Bu konuda önemli olan diğer bir mesele ise doğal kaynaklarımızın yerinde kullanılmasıdır. Hidroelektrik santrallerinin kurulması yönündeki çalışmalarda sürdürülen tartışmaların temelinde doğanın tahrip edilmesi konusu bulunmaktadır. Eğer hükümet enerji üretimi politikalarını gözden geçirir ve vatandaşların taleplerini de değerlendirirse yapılacak düzenlemelerle bu tartışmaların da ortadan kalkacağı düşüncesindeyiz.

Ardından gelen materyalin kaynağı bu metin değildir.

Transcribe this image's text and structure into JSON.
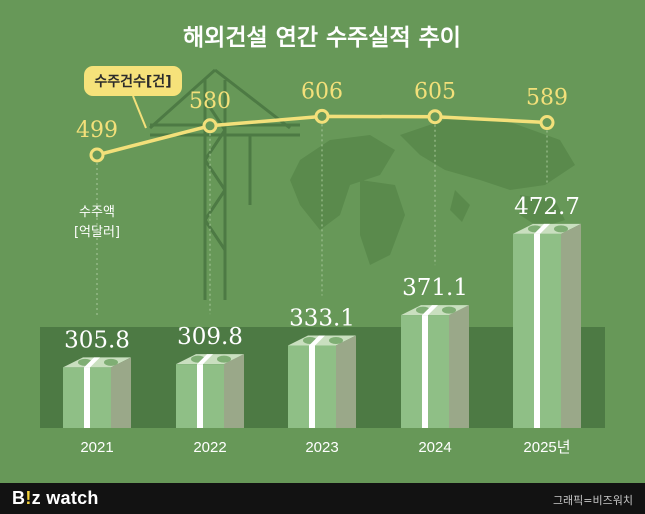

Doğa ve tarihsel mirasları yok etmeyen bir enerji üretimi politikası hem bu alanda hükümetin yatırımlarını daha iyi gerçekleştirmesine hem de vatandaşın memnuniyetine neden olacaktır. Hem ulusal hem de uluslar arası alanda sağlıklı ilişkilerin sürdürülmesi günümüzde artık enerji politikaları ile bire bir ilişkili sürdürülmektedir. Bu nedenle bu konuda özel stratejilerin izlenmesinde fayda bulunmaktadır. Bu özel stratejilerin belirlenmesinde mantık komşuları veya bileşenleri tehdit etme değil karşılıklı menfaatlerin geliştirilmesidir. Türkiye su kaynaklarını iyi kullanıp değerlendirirse özellikle elektrik üretimi konusunda daha iyi bir konuma gelebilecek potansiyele sahip bir ülkedir. Bu gerçekleştirirse diğer alanlardaki üretimin de artması ile ilerleme konusunda daha başarılı adımlar atılacaktır.